Ayn thought she could not win because of a few erroneous ideas. She had accepted those ideas as true because the other kids did. I knew the four girls she was referring to. They were not stupid but neither were they particularly intelligent. One always seemed to need lots of extra tutoring. They were all blond, not ugly, and had no visible infirmities; their parents did spend a little more money on irrelevancies, like buying them far too many toys over the years. One, I recalled, had gotten no fewer than ten Cabbage Patch Dolls that she displayed to her less fortunate friends from school.
Like all cliques their 'in power' depended on ideas linked to 'things' that represented status and the assertion of same. Human social ordering is very changeable if you understand the underlying principles. Changing ideas is like changing your underwear. Easy if presented persuasively.
“Honey, you are going to run and you are going to smash the opposition.” Ayn looked up at me doubtfully. The election proved me right.
The girl Ayn ran against cried when she lost. Changing the usual practice school officials refused to announce the vote totals.

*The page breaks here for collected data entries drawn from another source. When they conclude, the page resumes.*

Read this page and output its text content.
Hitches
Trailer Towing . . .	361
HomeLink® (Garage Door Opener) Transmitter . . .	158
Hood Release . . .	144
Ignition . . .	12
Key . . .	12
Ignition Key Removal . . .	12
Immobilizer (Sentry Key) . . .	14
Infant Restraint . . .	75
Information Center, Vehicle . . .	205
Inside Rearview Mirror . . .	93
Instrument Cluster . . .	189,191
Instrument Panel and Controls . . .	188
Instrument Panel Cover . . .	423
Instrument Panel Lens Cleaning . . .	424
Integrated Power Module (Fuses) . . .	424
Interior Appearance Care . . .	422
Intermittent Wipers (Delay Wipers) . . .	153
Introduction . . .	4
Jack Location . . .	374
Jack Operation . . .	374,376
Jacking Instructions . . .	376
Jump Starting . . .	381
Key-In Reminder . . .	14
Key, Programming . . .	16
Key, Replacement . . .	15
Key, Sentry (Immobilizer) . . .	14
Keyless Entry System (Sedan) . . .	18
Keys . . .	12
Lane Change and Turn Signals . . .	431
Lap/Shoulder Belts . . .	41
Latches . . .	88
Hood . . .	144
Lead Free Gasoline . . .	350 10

Ayn had run her campaign against the bullying presence of cliques with my help as her campaign manager. Fortuitously, this tiny clique had been very obnoxious for many years. Like I said, the kids had known each other from the time they had been in pre-school together. Voting for Ayn became an opportunity to give those in 'power' a slap down. That is irresistible to oppressed majorities.
I injected humor, picking a campaign graphic of the ugliest old woman you can possibly imagine.
Every day Ayn took a few campaign buttons to school using variations of this graphic and a joke and gave the buttons away. She reported that people were buying the buttons from each other.
Check. Attention was riveted on Ayn, the installer of a new school paradigm.